Sometimes you see them presented in such a way that everything is working toward equanimity. But as the Buddha said, equanimity has its time and its place. There are times when simply being equanimous about things gets you sunk in problems. You miss the point that there are things that you can change; there are things that you can’t. If it’s something you can’t change, okay, foster equanimity. If it’s something you can change and needs to be changed, go ahead and do it. Work on the qualities of mind you need. Don’t simply come here hoping that you get the mind still, still, still, still, still and then just freeze into a stillness. We’re working on a whole range of skills. Stillness is one of them, but it requires the more active factors for awakening as well. The rapture comes from taking a sense of joy in doing things well.

I was reading the other night someone presenting a picture of the path in which it was very stern and moralistic, where you have to really whip yourself into shape and come down hard on any weakness. It all sounds very uninviting. Only great heroes could do that kind of practice. And I must admit that many times in our practice, we don’t feel very heroic. But the Buddha himself often presents the practice not in such stern moralistic terms. After all, he’s not a position to force anything on us, to say we have to do this, we have to do that. What he is saying is, “Look, you can do this skillfully.” And many of his analogies are from different skills that people work on and develop. The whole point of a skill is that you learn how to do it well and like doing it well, enjoy doing it well. You find it an interesting challenge, a challenge that you’re ready to rise for. That’s a skillful approach to the practice.

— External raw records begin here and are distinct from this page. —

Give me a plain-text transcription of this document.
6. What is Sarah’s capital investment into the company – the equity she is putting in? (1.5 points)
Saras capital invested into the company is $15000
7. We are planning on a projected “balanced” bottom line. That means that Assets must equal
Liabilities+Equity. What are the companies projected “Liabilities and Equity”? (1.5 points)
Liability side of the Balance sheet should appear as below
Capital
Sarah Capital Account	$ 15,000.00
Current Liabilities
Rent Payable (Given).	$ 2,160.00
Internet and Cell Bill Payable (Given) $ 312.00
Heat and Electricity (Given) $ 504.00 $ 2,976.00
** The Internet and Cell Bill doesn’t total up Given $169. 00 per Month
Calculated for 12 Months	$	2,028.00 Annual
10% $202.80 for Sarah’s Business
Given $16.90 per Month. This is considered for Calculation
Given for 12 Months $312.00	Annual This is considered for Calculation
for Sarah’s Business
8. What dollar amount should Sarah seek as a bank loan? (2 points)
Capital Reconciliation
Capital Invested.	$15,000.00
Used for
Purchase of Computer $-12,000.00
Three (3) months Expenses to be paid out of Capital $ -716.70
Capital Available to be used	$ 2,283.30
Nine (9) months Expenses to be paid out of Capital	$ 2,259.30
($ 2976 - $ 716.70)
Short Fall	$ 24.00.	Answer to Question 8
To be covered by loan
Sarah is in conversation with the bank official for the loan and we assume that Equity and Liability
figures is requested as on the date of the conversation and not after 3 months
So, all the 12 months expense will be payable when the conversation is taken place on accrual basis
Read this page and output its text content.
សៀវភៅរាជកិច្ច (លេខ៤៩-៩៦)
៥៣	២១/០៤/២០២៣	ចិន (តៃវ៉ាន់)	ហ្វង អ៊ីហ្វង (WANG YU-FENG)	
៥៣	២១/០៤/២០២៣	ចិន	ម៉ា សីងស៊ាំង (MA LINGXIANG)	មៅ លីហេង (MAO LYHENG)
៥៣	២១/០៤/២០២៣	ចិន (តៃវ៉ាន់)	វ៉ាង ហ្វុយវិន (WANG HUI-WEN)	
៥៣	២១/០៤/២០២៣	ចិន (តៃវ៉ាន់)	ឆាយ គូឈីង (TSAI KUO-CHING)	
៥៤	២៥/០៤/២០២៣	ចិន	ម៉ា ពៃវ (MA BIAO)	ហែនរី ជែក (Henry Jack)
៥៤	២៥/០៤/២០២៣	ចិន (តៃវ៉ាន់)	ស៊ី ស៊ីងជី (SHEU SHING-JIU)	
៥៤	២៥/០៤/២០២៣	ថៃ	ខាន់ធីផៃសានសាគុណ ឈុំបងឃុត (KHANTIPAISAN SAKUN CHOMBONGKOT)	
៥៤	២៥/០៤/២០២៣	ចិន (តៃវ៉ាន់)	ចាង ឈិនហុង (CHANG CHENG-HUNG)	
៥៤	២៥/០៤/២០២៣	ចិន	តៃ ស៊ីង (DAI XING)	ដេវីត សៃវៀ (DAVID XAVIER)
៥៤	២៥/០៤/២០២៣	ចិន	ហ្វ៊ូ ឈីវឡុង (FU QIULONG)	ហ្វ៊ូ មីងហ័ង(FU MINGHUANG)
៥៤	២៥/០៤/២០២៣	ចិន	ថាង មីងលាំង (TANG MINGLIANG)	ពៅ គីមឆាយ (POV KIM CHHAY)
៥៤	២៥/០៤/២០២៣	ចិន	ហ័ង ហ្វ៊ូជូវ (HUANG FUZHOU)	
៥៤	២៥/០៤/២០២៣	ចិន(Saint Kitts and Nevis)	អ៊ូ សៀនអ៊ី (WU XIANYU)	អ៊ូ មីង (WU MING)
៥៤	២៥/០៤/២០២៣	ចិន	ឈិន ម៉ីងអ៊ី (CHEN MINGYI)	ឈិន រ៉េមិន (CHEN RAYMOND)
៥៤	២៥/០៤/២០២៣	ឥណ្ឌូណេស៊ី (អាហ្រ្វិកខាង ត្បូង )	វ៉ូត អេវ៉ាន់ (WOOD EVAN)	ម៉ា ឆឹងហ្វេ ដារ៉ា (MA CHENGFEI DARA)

We live in this an alien world, but it is possible to find happiness. In the beginning, the path has to make use of the things of the world. Eventually, though, it leads beyond the world. But meanwhile, we’re able to take advantage of what the world has to offer. We’ve got this body; we’ve got this life. We can use these things to find a happiness, a well-being that goes way beyond the influence of the world.

The Buddha presents that as a challenge—not as a stern moral obligation, but simply as a realistic look at what our situation is, and what the potentials there are in our situation. If you learn how to take joy in the skill of the practice, that joy gives the practice a lot of energy. As Ajaan Fuang used to say, rapture is what acts as lubricant to the practice. Without it, he said, the practice gets dry like an engine whose lubricant has dried up. It begins to seize up after a while.

So learn how to do this with a sense of serenity, and a sense of rapture, even in the midst of this alien landscape, where not only chaparrals are burning, but your eyes are burning, your ears, your nose, your tongue, your body, your mind are burning. But where it’s not burning, that’s where the coolness can be found. If you look with skill and ingenuity, you can find it.